Another widely used package is Wannier90 which calculates maximally localized Wannier functions in QE. Below is Wannier90 execution results carried out by IIT Delhi (Indian Institute of Technology Delhi). Here, previous generation SX-Aurora TSUBASA (VE type 10B x1 socket) is used which have lower performance. See our website [4] for more detailed specifications. Comparison is between 2 sockets of Intel Xeon Gold 6230 (Cascade Lake generation) using IIT's original dataset.

Figure 2: Wannier90 performance comparison (dataset = IITD original)

From this report, we can show that SX-Aurora TSUBASA is also good for Wannier90 package in QE. We would also like to highlight that Wannier90 package is only ported to SX-Aurora TSUBASA and it is not tuned for vector architecture.

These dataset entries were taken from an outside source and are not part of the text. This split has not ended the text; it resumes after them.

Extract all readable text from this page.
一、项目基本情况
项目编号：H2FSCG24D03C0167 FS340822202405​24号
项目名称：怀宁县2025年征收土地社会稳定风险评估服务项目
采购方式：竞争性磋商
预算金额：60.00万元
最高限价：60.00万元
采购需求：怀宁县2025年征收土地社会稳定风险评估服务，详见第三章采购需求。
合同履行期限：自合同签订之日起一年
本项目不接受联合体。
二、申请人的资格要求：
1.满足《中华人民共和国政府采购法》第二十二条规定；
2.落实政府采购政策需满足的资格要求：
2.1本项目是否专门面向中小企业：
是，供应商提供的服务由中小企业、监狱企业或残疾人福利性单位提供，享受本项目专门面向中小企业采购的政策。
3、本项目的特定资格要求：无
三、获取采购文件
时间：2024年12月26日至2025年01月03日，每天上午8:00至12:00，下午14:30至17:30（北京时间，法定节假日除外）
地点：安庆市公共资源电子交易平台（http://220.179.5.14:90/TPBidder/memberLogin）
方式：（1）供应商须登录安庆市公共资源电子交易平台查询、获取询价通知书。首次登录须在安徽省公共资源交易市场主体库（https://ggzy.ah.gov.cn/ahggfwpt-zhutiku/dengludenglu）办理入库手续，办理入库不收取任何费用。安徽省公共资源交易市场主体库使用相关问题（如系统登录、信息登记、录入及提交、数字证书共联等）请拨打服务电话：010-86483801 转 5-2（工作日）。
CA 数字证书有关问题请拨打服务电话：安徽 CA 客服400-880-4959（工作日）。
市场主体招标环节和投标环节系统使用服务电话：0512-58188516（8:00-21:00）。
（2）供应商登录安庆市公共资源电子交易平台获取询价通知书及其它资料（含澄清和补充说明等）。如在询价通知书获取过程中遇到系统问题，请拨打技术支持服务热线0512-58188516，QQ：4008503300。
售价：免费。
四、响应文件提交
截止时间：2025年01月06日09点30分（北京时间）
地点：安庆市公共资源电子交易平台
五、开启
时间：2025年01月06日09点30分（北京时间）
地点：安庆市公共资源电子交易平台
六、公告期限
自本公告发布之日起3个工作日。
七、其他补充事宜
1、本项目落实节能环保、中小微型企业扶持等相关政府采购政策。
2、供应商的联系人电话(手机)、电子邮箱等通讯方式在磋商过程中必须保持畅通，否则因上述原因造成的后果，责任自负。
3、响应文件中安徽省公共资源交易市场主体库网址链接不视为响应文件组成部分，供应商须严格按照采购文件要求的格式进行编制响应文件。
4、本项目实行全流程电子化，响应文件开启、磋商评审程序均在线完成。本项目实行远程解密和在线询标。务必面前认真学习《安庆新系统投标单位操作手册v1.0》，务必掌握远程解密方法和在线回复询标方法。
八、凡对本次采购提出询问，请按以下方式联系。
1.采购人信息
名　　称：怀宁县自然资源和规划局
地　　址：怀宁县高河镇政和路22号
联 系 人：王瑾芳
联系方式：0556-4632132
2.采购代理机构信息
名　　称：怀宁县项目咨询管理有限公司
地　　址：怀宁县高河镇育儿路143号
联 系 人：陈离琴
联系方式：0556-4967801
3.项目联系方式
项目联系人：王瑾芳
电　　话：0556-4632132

Thus, there should be more speed up and this would be our future work.

Power Efficiency

Whilst absolute performance is a crucial measure, power efficiency (performance per watt) is also a very important factor in modern HPC. An interesting study relating to power and performance was carried out by CRIANN in partnership with Nanoclean Energy Industrial Chair ENSICAEN funded by ANR (National Research Agency) in France and TotalEnergies. Here, a comparison was made between SX-Aurora TSUBASA (Type 10A) and AMD EPYC 7642 (Rome generation). When power consumption was limited to 1300 Watts, 4 sockets of AMD EPYC Rome 7642 completed a 408 atoms calculation in 2318 seconds. The same calculation when carried out on 4 sockets of SX-Aurora Vector Engine and with the same 1300 Watts power limitation completed in 648 seconds. Thus, it can be shown that under same power budget SX-Aurora is 3.5 times faster than AMD EPYC.

Figure 3: Performance comparison under 1300 Watts power limitation (408 atoms dataset)

We can further validate this result other way around. This time, we compare how many Watts we need to finish 4 steps of 408 atoms calculation under 800 seconds. As for AMD EPYC 7642, 12 sockets were required using 3750 Watts while SX-Aurora TSUBASA required only 3 sockets using 1100 Watts. Thus, for the same QE calculation, we can say that SX-Aurora TSUBASA can do it 3.4 times efficiently in terms of power.

Figure 4: Energy efficiency comparison (408 atoms dataset, 4 steps under 800 sec)

Summary and Future work

From our measurement and also from work done by IITD, we could confirm that SX-Aurora TSUBASA shows good performance running Quantum ESPRESSO. Thanks to the work carried out by CRIANN, we also observed that SX-Aurora TSUBASA has an advantage against x86_64 processors in terms of power consumption. 
As for future work, our plan is to port and optimize QE version 7.1 for SX-Aurora TSUBASA, then to carry out further benchmarking. In QE version 7.1, a new algorithm called RISM which is suited for larger calculation sizes is supported. Preliminary studies by NEC imply that SX-Aurora TSUBASA shows good performance using the RISM algorithm and it we believe this will be beneficial to study in more detail.